L'architecte du son Talking Heads enfin démasqué ?!

Quand on évoque le nom de famille Harrison, on pensera sûrement d'abord à George, le fameux ex-Beatles. Pourtant, un autre Harrison a fait entrer ce nom de famille dans la postérité musicale, quoiqu'il soit toujours oublié ou très sous estimé. Jerry Harrison, de son petit nom, donc, est surtout connu (et reconnu) pour être le claviériste de génie du groupe new-yorkais Talking Heads. Aussi, son rôle dans le groupe est très souvent éclipsé par le leader charismatique et un peu fou David Byrne, ainsi que par la section rythmique composée de Tina Weymouth et de Chris Frantz (qui ont pour side project l'assez bien connu Tom Tom Club). Pourtant le rôle de Jerry Harrison dans un tel groupe est très important, en témoigne son premier LP solo intitulé The Red and the Black.
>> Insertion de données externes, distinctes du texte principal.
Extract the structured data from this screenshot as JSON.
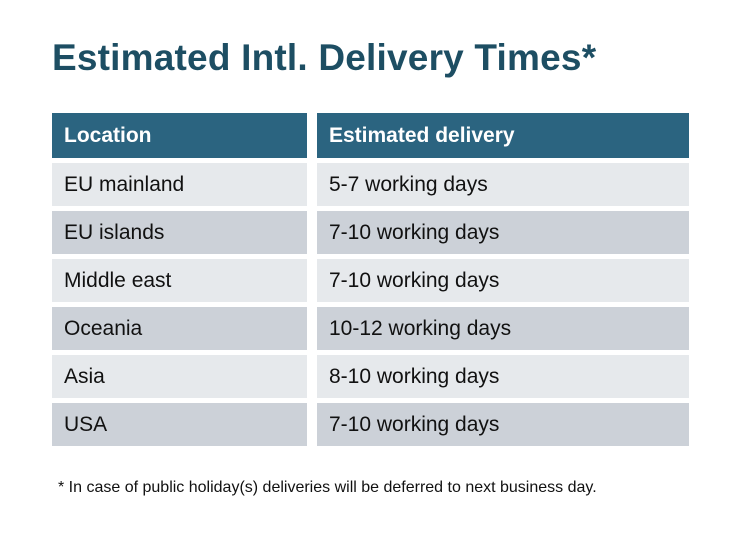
{
  "page": {
    "title": "Estimated Intl. Delivery Times*",
    "footnote": "* In case of public holiday(s) deliveries will be deferred to next business day."
  },
  "table": {
    "headers": [
      "Location",
      "Estimated delivery"
    ],
    "rows": [
      {
        "location": "EU mainland",
        "delivery": "5-7 working days"
      },
      {
        "location": "EU islands",
        "delivery": "7-10 working days"
      },
      {
        "location": "Middle east",
        "delivery": "7-10 working days"
      },
      {
        "location": "Oceania",
        "delivery": "10-12 working days"
      },
      {
        "location": "Asia",
        "delivery": "8-10 working days"
      },
      {
        "location": "USA",
        "delivery": "7-10 working days"
      }
    ]
  },
  "colors": {
    "background": "#ffffff",
    "title_text": "#1d4e63",
    "header_bg": "#2b6480",
    "header_text": "#ffffff",
    "row_dark": "#ccd1d8",
    "row_light": "#e6e9ec",
    "cell_text": "#111111"
  },
  "chart_data": {
    "type": "table",
    "title": "Estimated Intl. Delivery Times*",
    "columns": [
      "Location",
      "Estimated delivery"
    ],
    "rows": [
      [
        "EU mainland",
        "5-7 working days"
      ],
      [
        "EU islands",
        "7-10 working days"
      ],
      [
        "Middle east",
        "7-10 working days"
      ],
      [
        "Oceania",
        "10-12 working days"
      ],
      [
        "Asia",
        "8-10 working days"
      ],
      [
        "USA",
        "7-10 working days"
      ]
    ],
    "footnote": "* In case of public holiday(s) deliveries will be deferred to next business day."
  }
}
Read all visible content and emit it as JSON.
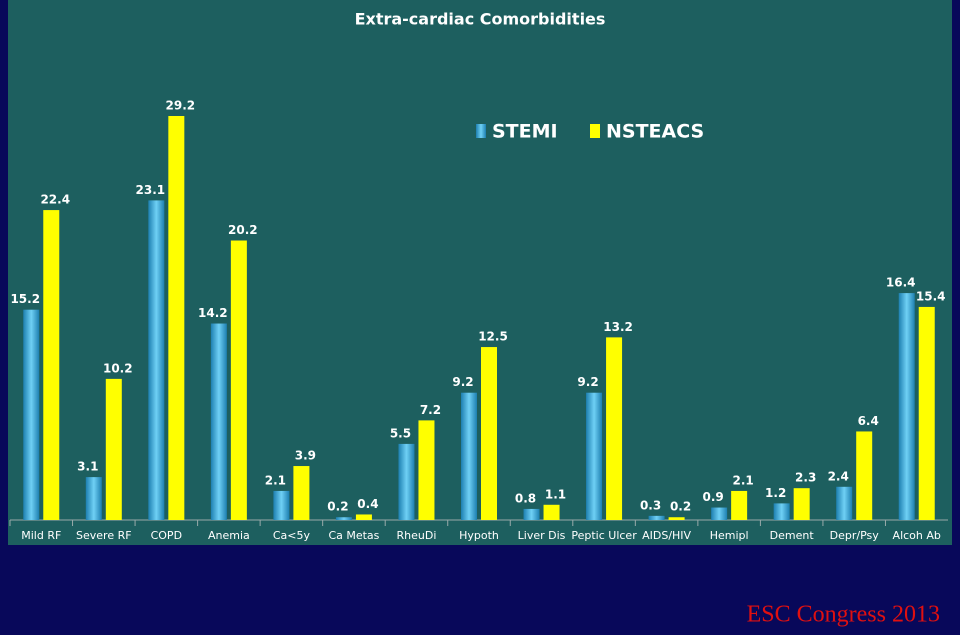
{
  "chart_data": {
    "type": "bar",
    "title": "Extra-cardiac Comorbidities",
    "categories": [
      "Mild RF",
      "Severe RF",
      "COPD",
      "Anemia",
      "Ca<5y",
      "Ca Metas",
      "RheuDi",
      "Hypoth",
      "Liver Dis",
      "Peptic Ulcer",
      "AIDS/HIV",
      "Hemipl",
      "Dement",
      "Depr/Psy",
      "Alcoh Ab"
    ],
    "series": [
      {
        "name": "STEMI",
        "color": "#3aaee0",
        "values": [
          15.2,
          3.1,
          23.1,
          14.2,
          2.1,
          0.2,
          5.5,
          9.2,
          0.8,
          9.2,
          0.3,
          0.9,
          1.2,
          2.4,
          16.4
        ]
      },
      {
        "name": "NSTEACS",
        "color": "#ffff00",
        "values": [
          22.4,
          10.2,
          29.2,
          20.2,
          3.9,
          0.4,
          7.2,
          12.5,
          1.1,
          13.2,
          0.2,
          2.1,
          2.3,
          6.4,
          15.4
        ]
      }
    ]
  },
  "footer": {
    "text": "ESC Congress 2013"
  }
}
En 1981, les Talking Heads sont en break. Ils viennent de triompher partout dans le monde avec leur sublime album Remain In Light, sorte de mélange d'afrobeat, de funk, de punk et de rock progressif. Aidé par le "magicien" Brian Eno pour la production, cet album de 1980 se veut comme l'une des pièces maitresses de la new wave. Après une tournée phénoménale, David Byrne décide de mettre le groupe en pause sous prétexte de vouloir commencer une carrière solo, qu'il a par ailleurs déjà entamée en cosignant le magistral My Life In The Bush Of Ghosts toujours avec Brian Eno. Chris et Tina s'en vont donc aux Bahamas pondre leur Tom Tom Club. Jerry se retrouve seul, au milieu de tout ce bazar, et décide lui aussi de ne pas en rester là. Ses efforts sont concrétisés dans l'écriture et la composition d'un très tortueux premier album solo. En écoutant The Red and The Black dans son ensemble, on se rend compte l'importance d'Harrison dans le son Talking Heads. Les morceaux, aux influences funk très marquées sont constitués d'une multitude de strates, de couches musicales construites d'un ensemble de percussions, d'arrangement superposés divers de synthétiseur et d'arpèges répétitifs de guitare. Tout ce qui constitue en fait le génie de l'album Remain In Light du groupe dans son intégralité. Mais qui, dés lors, pouvait s'en douter ?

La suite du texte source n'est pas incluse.